Booknote: La Quinta Montaña

Title: La Quinta Montaña
Author: Paulo Coelho
Publication Information: New York: Harper Books, 1996
Genre: Fiction
Pages: 236
Note: This is the Spanish edition. It can be also found in English translation under the title The Fifth Mountain.

My mother introduced me to the works of Paulo Coelho when we were at a bookstore. She had mentioned the author before, and when there, I bought her a copy of another Coehlo novel. I don't recall the title; I think it was A Orilla del Rio Piedra Me Senté y Lloré (By the River Piedra I Sat and Wept). At any rate, the author's name stuck with me and later on I went and read EL Alquimista (The Alchemist), for which I later made a note. When I found a second hand copy of La Quinta Montaña, I just went ahead and bought it. My mother reads in Spanish; I have never seen her reading in English unless she has to. I personally prefer to read certain works in Spanish. Coelho writes in Portuguese, so I figure a Spanish translation is likely closer to his work. Call it a bias of mine.

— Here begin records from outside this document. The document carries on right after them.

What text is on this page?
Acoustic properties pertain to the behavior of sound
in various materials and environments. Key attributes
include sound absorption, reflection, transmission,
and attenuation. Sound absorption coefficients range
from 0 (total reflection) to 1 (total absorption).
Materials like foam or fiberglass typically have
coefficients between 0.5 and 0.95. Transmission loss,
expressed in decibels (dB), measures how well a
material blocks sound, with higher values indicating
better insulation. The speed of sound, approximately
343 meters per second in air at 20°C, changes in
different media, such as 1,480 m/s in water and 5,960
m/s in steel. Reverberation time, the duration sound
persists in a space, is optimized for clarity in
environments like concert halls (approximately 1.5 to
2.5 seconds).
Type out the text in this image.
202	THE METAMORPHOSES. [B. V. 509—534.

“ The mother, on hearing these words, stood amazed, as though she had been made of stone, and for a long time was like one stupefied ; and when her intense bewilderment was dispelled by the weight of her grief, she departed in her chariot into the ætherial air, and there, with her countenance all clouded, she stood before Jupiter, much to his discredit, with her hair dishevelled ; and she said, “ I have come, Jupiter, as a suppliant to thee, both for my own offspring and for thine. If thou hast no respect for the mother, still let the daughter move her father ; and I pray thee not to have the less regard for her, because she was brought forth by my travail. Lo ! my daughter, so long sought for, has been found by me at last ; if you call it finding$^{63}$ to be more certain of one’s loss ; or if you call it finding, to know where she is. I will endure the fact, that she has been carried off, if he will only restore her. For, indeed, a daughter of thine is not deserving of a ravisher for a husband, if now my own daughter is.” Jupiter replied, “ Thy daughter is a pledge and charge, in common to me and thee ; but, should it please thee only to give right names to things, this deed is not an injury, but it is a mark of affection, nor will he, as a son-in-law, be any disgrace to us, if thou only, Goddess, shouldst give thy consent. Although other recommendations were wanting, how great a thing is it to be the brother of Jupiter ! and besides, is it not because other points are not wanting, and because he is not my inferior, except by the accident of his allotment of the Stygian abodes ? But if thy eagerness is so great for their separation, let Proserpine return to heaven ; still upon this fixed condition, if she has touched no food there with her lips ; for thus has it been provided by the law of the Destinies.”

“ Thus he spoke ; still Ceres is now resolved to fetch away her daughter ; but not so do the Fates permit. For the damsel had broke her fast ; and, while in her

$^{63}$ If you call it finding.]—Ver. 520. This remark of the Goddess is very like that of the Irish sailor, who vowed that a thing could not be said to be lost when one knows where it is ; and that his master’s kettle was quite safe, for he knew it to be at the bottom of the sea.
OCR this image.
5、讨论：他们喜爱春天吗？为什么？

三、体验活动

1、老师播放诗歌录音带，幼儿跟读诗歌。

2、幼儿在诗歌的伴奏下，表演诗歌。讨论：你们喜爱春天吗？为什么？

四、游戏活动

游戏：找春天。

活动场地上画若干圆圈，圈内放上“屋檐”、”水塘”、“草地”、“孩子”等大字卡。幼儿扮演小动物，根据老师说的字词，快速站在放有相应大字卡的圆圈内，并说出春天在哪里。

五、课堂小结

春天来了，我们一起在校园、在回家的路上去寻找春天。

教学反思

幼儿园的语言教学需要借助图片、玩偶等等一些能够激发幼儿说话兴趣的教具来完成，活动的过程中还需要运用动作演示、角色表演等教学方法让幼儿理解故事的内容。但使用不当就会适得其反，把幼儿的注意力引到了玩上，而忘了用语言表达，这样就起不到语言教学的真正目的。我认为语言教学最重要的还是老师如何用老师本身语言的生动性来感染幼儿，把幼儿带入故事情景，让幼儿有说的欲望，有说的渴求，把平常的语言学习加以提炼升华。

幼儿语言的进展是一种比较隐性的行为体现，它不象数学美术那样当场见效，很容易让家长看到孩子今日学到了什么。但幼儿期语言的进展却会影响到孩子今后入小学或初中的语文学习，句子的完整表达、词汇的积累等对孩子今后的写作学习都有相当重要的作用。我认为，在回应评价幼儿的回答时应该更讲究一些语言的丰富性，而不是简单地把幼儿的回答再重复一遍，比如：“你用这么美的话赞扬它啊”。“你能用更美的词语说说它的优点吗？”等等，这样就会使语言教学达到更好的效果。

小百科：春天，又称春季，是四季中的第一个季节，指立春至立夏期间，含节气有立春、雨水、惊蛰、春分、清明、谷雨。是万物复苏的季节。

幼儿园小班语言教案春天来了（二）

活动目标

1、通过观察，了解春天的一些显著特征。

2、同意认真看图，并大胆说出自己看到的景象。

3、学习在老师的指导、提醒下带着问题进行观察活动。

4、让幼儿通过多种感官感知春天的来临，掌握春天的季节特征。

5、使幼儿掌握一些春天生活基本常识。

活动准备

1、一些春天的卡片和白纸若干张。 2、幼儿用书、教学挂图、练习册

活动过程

This novel is set in biblical times. It basically tells the story of the prophet Elijah. Most of the plot takes place in the city of Akbar after Elijah flees there from Israel after Jezabel, a Phoenician princess who marries King Ahab, comes to power and begins to kill the prophets. The novel covers the three-year span Elijah spends there before returning to Israel and performing the famous miracle of the burnt offering (see 1 Kings 18). During his time in Akbar, Elijah struggles with God and himself as he learns what his true destiny is and faces difficult choices. Readers of The Alchemist will likely enjoy this tale as well.

I don't think a reader needs to be versed in the Bible to enjoy the novel. However, those readers who are closer to the Bible by faith or belief will likely see Elijah in a new or different light. The fable Coelho presents is moving at times; it is enlightening as well. In terms of pacing, the book is a very easy and light read; Coelho's works are actually known to be light on the prose. I found it inspirational and thought-provoking at times. Reader's of Coelho's other works will likely see elements from his other works here as well. I recommend the book, but I think The Alchemist is his best so far.

Additionally, readers interested in learning more about Paulo Coelho himself may want to look at the book Paulo Coehlo: Confesiones del Peregrino by Juan Arias. It is an interview that Arias did with Coelho. Very interesting and pretty light to read.